Natürlich war das Problem damit noch nicht gelöst. Der junge Mann verfügte nicht einmal ansatzweise über Erikas Brillanz. »Sie sollten wirklich nicht so dumm sein, Mister Feely. Wir haben es bisher nur geschafft, die Immunreaktion zu umgehen. Dadurch sind wir in der Lage, die Eizellen zu implantieren, sie zu überwachen, die Reaktionen zu messen und die Zellen gegebenenfalls zu modifizieren. Wir werden alle Embryonen wahrscheinlich innerhalb weniger Tage nach der Implantation schon wieder verlieren. Als wir das Quagga geklont haben, haben wir über zwölfhundert Blastozysten implantiert, bevor es auch nur einer einzigen gelang, bis zur Geburt zu überleben. Für diesen Teil des Quagga-Projekts war Doktor Hoel verantwortlich, Mister Feely. Jetzt sind Sie es.«

Tims Augen wurden größer. »Aber … aber ich bin doch nur Jians Assistent. Wir müssen jemanden holen, der Erika ersetzt.«

»Es gibt niemanden«, sagte Claus. »Wir sind isoliert, und wir müssen im Verborgenen bleiben. Herzlichen Glückwunsch, Mister Feely, Sie sind gerade befördert worden.«

»Aber … aber ich kann das nicht. Sie hat eine Spezies wieder zum Leben erweckt, die ausgestorben war. Ich kann nicht – »

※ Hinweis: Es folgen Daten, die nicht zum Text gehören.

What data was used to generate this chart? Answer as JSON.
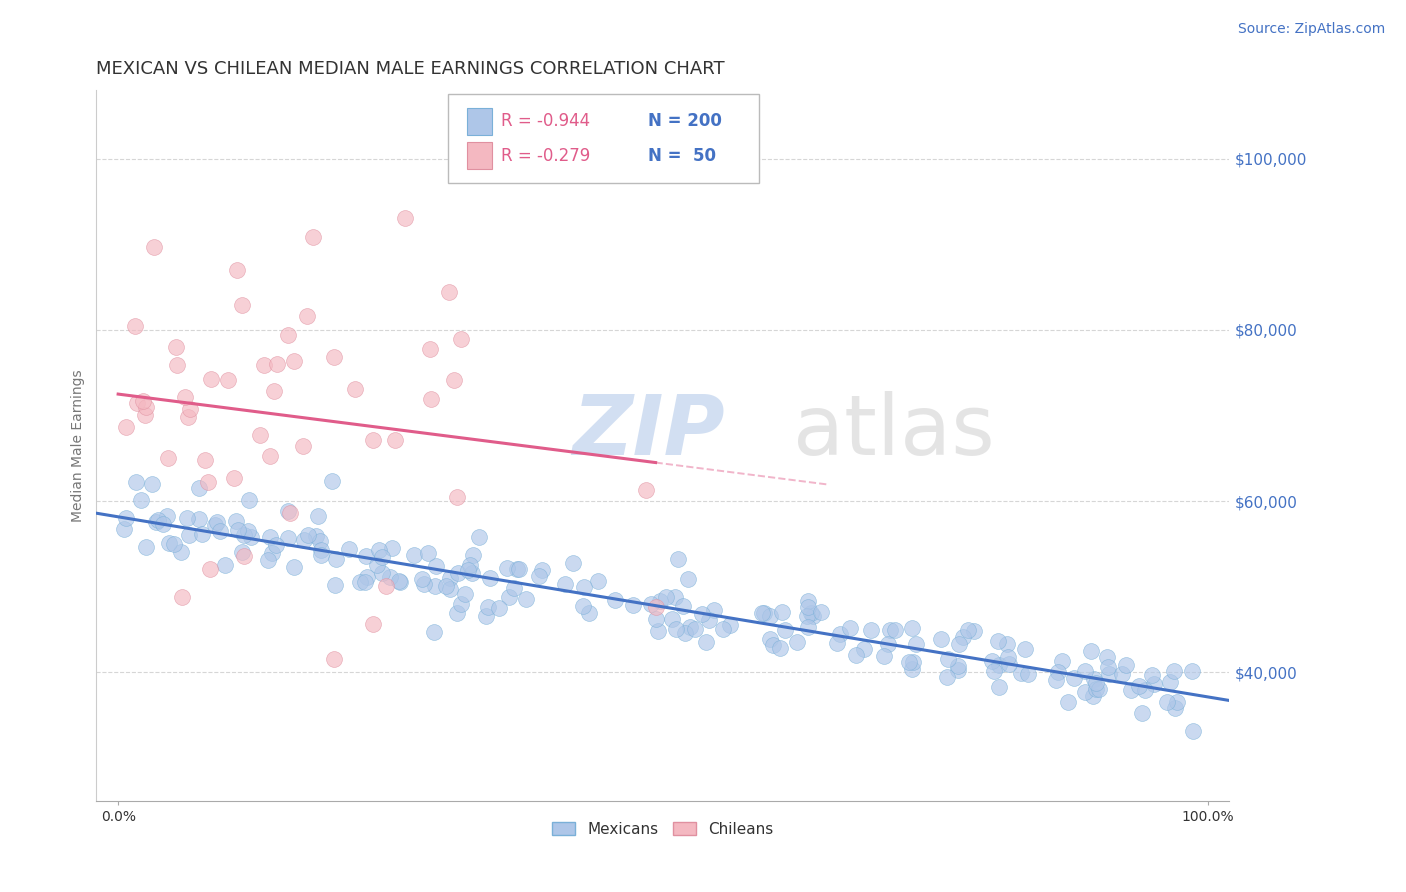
{
  "title": "MEXICAN VS CHILEAN MEDIAN MALE EARNINGS CORRELATION CHART",
  "source_text": "Source: ZipAtlas.com",
  "ylabel": "Median Male Earnings",
  "legend_labels": [
    "Mexicans",
    "Chileans"
  ],
  "r_mexican": -0.944,
  "n_mexican": 200,
  "r_chilean": -0.279,
  "n_chilean": 50,
  "xlim": [
    -0.02,
    1.02
  ],
  "ylim": [
    25000,
    108000
  ],
  "xtick_positions": [
    0.0,
    1.0
  ],
  "xticklabels": [
    "0.0%",
    "100.0%"
  ],
  "ytick_positions": [
    40000,
    60000,
    80000,
    100000
  ],
  "ytick_labels": [
    "$40,000",
    "$60,000",
    "$80,000",
    "$100,000"
  ],
  "dot_color_mexican": "#aec6e8",
  "dot_color_chilean": "#f4b8c1",
  "line_color_mexican": "#4472c4",
  "line_color_chilean": "#e05c8a",
  "watermark": "ZIPatlas",
  "watermark_color_zip": "#aec6e8",
  "watermark_color_atlas": "#888888",
  "title_color": "#333333",
  "title_fontsize": 13,
  "source_color": "#4472c4",
  "source_fontsize": 10,
  "axis_label_color": "#777777",
  "tick_color_y": "#4472c4",
  "dot_size": 130,
  "dot_alpha": 0.65,
  "dot_edgecolor_mexican": "#7ab0d8",
  "dot_edgecolor_chilean": "#e090a0",
  "dot_edgewidth": 0.5,
  "legend_sq_color_mex": "#aec6e8",
  "legend_sq_color_chi": "#f4b8c1",
  "legend_sq_edge_mex": "#7ab0d8",
  "legend_sq_edge_chi": "#e090a0"
}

»Sie können, und sie werden«, sagte Claus. »Es ist Zeit, dass Sie erwachsen werden, Mister Feely. Den Tod von Millionen Menschen zu vermeiden, liegt jetzt direkt in Ihren Händen.«

Tim blinzelte. Er machte den Mund auf, um etwas zu sagen, musste jedoch plötzlich würgen. Er rannte zu einem Papierkorb und übergab sich.